Ja, wenn es keine Hoffnung gibt … Wenn du dich immer wieder in denselben Bedingungen findest, mit dem einzigen Unterschied, dass du ein Ex-Gefangener bist und ein zukünftiger Gefangener, wenn du weitermachst …

Ja, genau! Ich habe jetzt noch eine abschließende Frage, weil wir ja vom Business und so sprechen: „Was ist die Straße für Dich?“

Die Straße ist im Grunde genommen der einzige Ort, wo du eine Arbeit finden kannst. Aber die Arbeit, die man auf der Straße findet, ist in den Augen des Gesetzes eine illegale Arbeit. Das Gesetz trägt nicht dafür Sorge, dass alle die Möglichkeit haben, eine Arbeit zu finden, eine saubere Arbeit, eine registrierte Arbeit. Weil also manche Leute, die einen Job brauchen würden, von dem ausgeschlossen werden, was die Regierung vorsieht, suchen sie ihren eigenen Weg. Diese Art von Handel spielt sich zwischen denen ab, deren Bedürfnisse nicht befriedigt werden. Sie finden einen gemeinsamen Ort, um sich zu treffen, und eine gemeinsame Strategie, um Geschäfte zu machen. Das kann man sich ungefähr so vorstellen wie zu der Zeit, als der Alkohol verboten wurde. Er musste über den Untergrund nach Amerika gebracht werden und wurde zu einem wichtigen Gut. Jeder hat versucht, sich daran zu bereichern. Dann sind sie draufgekommen, dass Alkohol eine Menge Leute reich macht und dass die Regierung nichts davon hat. Und schließlich wurde Alkohol legalisiert und das Geschäft damit zunichte gemacht. Jetzt nehmen Ganja oder Kokain oder sonst etwas den Platz von Alkohol ein. Auf der Straße findet sich immer irgend etwas, das man verkaufen kann: gestohlene Sachen, Schmuggelware, dein eigenes Zeug, dass du nicht mehr brauchst etc.

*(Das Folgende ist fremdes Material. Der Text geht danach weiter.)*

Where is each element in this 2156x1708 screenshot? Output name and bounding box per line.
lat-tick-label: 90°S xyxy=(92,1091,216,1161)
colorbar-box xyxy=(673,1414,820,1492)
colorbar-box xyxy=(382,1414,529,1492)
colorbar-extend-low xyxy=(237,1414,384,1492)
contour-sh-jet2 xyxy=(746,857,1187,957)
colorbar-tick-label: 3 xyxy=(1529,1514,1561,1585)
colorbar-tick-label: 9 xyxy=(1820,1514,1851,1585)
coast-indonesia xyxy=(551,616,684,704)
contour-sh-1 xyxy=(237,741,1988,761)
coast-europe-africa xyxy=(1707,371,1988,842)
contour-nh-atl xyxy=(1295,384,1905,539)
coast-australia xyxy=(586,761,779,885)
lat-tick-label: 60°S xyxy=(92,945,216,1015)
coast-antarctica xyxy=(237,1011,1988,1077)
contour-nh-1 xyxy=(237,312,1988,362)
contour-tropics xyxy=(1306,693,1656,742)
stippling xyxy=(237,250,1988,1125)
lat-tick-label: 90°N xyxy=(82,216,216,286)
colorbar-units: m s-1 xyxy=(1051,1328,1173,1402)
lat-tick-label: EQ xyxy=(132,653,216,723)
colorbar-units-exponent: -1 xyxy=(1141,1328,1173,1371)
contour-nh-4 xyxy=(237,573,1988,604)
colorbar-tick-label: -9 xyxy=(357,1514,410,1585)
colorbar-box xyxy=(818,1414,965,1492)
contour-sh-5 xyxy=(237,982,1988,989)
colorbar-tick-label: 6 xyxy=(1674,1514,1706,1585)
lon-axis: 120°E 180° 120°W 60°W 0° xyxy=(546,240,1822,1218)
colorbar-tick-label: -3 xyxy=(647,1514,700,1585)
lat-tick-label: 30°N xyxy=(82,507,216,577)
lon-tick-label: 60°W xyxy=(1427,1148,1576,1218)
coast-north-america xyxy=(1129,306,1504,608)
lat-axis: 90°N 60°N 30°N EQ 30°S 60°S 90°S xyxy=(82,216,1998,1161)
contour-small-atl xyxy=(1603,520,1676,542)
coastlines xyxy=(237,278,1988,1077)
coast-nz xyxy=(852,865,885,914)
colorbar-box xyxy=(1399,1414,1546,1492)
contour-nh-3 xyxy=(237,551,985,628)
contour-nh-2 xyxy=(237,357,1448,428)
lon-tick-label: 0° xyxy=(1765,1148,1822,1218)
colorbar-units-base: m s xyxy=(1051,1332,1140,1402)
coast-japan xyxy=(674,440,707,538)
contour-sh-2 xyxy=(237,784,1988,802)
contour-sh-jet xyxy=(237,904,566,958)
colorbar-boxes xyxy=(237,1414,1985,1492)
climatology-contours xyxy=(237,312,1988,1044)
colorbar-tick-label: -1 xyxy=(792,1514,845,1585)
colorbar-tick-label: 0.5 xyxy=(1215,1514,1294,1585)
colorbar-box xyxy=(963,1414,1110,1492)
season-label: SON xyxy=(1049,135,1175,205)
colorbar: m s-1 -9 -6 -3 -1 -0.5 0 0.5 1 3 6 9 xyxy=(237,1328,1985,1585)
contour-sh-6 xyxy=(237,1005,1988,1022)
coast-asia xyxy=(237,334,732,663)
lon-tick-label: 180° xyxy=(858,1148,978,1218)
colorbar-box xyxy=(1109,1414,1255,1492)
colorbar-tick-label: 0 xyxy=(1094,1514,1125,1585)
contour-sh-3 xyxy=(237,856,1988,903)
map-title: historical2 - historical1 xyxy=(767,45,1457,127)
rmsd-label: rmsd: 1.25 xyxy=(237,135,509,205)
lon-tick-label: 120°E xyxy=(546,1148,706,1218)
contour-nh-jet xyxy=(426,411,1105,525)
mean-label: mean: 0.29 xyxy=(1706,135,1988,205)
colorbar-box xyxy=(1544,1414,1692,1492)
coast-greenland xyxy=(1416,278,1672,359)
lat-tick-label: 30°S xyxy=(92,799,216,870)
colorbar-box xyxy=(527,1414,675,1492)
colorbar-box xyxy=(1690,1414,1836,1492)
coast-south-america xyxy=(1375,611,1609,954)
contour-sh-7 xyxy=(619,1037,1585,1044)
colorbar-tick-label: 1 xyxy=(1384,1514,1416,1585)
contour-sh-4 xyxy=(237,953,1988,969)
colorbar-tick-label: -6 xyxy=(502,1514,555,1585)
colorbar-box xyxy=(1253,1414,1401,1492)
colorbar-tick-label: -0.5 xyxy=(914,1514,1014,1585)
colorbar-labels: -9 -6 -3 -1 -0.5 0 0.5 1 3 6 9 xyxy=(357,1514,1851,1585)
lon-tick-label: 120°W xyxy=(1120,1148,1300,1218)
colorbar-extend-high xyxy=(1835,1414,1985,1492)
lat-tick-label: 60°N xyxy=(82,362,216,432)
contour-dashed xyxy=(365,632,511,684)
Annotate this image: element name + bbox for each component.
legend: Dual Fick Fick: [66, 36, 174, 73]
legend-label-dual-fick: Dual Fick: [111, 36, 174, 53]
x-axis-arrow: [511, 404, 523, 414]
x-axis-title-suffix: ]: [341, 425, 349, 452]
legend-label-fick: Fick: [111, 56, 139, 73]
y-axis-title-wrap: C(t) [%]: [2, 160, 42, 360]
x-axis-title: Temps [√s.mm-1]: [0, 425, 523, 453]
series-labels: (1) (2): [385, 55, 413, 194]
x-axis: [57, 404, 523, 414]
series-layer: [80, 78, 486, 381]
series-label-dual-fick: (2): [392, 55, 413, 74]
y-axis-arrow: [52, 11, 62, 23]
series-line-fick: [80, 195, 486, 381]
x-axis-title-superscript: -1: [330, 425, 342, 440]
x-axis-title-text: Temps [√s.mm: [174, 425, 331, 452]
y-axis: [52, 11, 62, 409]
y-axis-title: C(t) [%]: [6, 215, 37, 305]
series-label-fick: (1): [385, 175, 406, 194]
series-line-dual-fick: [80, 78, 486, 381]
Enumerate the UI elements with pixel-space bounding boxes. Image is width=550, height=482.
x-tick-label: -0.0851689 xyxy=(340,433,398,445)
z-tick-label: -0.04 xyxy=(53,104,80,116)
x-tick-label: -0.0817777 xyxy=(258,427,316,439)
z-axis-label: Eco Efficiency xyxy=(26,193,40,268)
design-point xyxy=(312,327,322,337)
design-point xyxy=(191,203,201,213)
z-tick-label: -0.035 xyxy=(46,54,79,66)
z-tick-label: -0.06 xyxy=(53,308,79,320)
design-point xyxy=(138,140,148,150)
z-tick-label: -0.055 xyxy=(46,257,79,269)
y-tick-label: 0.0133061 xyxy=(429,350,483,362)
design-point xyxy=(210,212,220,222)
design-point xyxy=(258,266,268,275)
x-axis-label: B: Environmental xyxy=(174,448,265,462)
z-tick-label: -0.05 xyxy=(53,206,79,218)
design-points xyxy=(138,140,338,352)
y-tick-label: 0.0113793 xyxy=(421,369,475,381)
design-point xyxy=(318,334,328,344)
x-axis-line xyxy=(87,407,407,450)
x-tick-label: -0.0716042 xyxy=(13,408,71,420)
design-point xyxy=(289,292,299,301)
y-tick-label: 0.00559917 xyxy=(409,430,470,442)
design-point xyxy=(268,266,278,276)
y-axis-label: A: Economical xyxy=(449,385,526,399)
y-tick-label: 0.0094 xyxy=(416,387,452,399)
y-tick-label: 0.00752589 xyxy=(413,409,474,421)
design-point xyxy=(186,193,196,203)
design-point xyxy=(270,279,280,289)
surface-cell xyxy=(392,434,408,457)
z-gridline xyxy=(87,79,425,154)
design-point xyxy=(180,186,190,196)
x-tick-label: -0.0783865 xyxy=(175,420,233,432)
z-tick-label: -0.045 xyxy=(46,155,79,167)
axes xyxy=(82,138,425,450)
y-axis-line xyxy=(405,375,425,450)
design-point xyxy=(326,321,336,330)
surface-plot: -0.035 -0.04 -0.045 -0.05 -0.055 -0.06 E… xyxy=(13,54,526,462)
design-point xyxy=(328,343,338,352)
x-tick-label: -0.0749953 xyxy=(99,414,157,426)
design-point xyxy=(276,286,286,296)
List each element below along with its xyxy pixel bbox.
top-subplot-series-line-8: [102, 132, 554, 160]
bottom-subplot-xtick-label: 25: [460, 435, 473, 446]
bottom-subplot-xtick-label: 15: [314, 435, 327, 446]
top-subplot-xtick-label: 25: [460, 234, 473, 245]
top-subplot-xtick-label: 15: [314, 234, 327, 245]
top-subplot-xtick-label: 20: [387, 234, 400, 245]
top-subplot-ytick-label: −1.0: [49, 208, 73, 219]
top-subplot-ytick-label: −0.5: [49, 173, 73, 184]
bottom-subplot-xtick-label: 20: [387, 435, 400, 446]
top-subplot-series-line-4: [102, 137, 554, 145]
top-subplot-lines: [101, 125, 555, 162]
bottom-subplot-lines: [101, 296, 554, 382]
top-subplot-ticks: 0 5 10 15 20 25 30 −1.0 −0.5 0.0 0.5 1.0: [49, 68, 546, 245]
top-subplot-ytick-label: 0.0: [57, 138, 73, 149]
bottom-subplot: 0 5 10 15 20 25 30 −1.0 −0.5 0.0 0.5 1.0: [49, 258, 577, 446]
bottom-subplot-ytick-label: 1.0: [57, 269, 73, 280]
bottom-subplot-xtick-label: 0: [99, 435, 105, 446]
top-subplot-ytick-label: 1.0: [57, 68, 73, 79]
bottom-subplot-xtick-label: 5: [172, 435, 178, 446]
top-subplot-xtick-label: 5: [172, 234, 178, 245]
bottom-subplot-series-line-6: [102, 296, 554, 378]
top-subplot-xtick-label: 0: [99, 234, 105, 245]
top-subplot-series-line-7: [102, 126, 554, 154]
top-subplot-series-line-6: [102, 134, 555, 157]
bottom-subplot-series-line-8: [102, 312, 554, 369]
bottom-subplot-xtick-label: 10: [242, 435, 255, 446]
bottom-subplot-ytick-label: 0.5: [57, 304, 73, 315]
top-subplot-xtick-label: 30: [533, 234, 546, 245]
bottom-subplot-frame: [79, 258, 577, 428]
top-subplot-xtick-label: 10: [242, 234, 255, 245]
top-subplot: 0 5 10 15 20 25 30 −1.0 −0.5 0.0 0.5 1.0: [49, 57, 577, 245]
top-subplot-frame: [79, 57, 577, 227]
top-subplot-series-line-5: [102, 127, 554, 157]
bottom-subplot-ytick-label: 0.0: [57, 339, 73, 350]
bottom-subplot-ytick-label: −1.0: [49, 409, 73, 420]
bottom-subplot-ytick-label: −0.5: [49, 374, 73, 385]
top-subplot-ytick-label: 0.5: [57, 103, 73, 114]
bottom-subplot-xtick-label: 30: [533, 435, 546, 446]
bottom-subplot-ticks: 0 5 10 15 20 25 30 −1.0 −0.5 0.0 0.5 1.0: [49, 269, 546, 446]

Das Leben auf der Straße … Also ich glaube, das ist ein Satz, der unseren Kampf beschreibt. Es gibt uns Hoffnung, es befriedigt Bedürfnisse, die unsere Eltern nicht befriedigen konnten und die die Regierung nicht befriedigen will. Die Möglichkeiten, aus denen das Leben auf der Straße sich zusammensetzt, haben wir selbst geschaffen. Wir schaffen diese Möglichkeiten selbst und zahlen keine Steuern dafür. Das ist es, was das Leben auf der Straße besonders interessant macht: Ich verhandle mit dir, du fühlst dich gut damit, okay, das Geschäft wird gemacht, du gehst deiner Wege und ich meiner, es gibt keinen Stress. Und sie finden dann irgendeinen Grund, um uns als „Kriminelle“ zu bezeichnen – einfach nur darum, weil wir unser Leben, so wie wir es uns vorstellen, auf der Straße leben.

Dieses Gespräch wurde mit einigem übersetzerischem Aufwand geführt, aufgezeichnet und transkribiert. Danke an Cliff Erin und Yassine Zaaitar.


* Alle mit Asterisk versehenen Begriffe sind Deutsch im Original.